Bu sevgi o kadar büyümüş ki oturdukları yerde herkes Semiha’nın çocukları diye örnek gösterirmiş. Çocuklarda anlamışlar ki bu saygı, sevgi, bolluk ve bereket annelerinin duaları kabul olmuş. Annelerine hizmet etmekten manevi bir huzur bulmuşlar ve içlerinde ki yürek sokağında ki lambanın ışığı, dua bereketi olarak hayatlarını aydınlatmış…
Bekir Akbulut
18.04.2013
,
Hadis
Buhari ve Müslim`de geçen bir hadis-i şerife göre ashaptan biri Hz.

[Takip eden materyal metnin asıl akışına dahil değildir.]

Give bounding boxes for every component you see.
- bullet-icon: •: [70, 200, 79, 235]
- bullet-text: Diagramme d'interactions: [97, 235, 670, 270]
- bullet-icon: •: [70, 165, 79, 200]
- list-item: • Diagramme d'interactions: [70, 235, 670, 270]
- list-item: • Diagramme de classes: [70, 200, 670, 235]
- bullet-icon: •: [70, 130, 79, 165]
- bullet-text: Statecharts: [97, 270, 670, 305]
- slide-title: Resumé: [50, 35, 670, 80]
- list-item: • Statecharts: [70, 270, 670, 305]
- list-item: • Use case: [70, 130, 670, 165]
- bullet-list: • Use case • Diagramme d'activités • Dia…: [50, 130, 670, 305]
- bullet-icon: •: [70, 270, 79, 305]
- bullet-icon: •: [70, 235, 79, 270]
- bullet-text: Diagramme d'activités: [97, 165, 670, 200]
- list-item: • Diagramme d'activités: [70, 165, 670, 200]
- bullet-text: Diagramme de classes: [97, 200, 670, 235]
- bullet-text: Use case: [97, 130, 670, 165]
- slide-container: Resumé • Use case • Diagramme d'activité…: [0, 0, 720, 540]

Peygamber (sav)`e gelip; "Ey Allah`ın Resulü, iyi davranıp hoş sohbette bulunmama en çok kim hak sahibidir? Güzel geçinmeme ve güzel bakmama en lâyık olan kimdir?` diye sordu. Hz. Peygamber (sav); "Annen!" diye cevap verdi. Adam; "Sonra kim?" dedi. Resulullah (sav); "Annen" diye cevap verdi. Adam tekrar; "Sonra kim?" dedi. Resulullah (sav) yine; "Annen!" diye cevap verdi. Adam tekrar sordu; "Sonra kim?" Resulullah (sav) bu dördüncüyü; "Baban!" diye cevapladı.
Hadis
Cahime (ra), Hz. Peygamber (sav)`e gelip; "Ey Allah`ın Resulü, ben gazveye (cihad) katılmak istiyorum, bu konuda sizinle istişare yapmaya geldim." der. Rasulullah (sav); "Annen var mı?" diye sorar. `Evet` deyince, "Öyleyse ondan ayrılma; zira cennet onun ayağının altındadır." buyurur.